Verlegslalom

  • 8 spelers
  • Kwart veld
  • < 9 jr.
  • ca. 15 min.

Doel

Het verbeteren van het verleggen van het spel van links naar rechts met het accent op drijven met richtingsverandering.

Benodigdheden

hoedjes
15
ballen
20
hesjes
1

Organisatie

Maak een veld met een goal op de normale plek en een goal aan de rechterkant. Maak achter de achterlijn van de tweede goal een slalom. Vorm twee teams. 1 oranje speler start bij de slalom, 1 bij de goal aan de rechterkant. 1 blauwe speler start aan het einde van de slalom.

Oefening

  • Oranje speler 1 slalomt door de pylonen.
  • Bij de laatste pylon speelt hij de bal naar oranje speler 2.
  • Op het moment van de pass, mag de blauwe verdediger proberen de bal af te pakken. Nu wordt het een 2 tegen 1 spel naar het doel.
  • Pakt de verdediger de bal af? Dan mag hij scoren in het andere doel.

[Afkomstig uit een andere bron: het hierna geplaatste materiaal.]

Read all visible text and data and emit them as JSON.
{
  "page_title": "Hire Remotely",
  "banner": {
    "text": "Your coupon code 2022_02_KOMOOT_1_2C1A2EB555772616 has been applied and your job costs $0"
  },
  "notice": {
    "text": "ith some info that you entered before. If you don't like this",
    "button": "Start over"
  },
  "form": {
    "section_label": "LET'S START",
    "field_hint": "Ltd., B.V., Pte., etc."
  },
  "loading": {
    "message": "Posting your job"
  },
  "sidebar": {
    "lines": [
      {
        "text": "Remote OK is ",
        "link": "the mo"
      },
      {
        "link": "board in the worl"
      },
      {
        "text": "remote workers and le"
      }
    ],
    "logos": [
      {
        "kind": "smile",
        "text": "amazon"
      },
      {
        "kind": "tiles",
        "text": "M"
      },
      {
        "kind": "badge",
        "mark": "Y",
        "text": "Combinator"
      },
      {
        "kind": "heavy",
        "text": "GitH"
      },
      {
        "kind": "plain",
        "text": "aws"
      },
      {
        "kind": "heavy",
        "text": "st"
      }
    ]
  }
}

Aandachtspunten bij de doelstelling

  • Na je pass blijf je meedoen met het spel.

Technische aandachtspunten

  • Bij de slalom gebruiken de spelers de forehand en de backhand.
  • Gebruik de juiste grip (dubbele v).

Tips voor de trainer

  • De pass is een breedtepass. Zet de verdediger zo neer, dat het een echte breedtepass is - anders wordt de bal onderschept.

Makkelijker maken

  • Doe alleen een forehand slalom.
  • Maak het veld groter.

Moeilijker maken

  • Laat de verdediger al eerder verdedigen.
  • Laat de pass naar de medespeler een backhandflats zijn.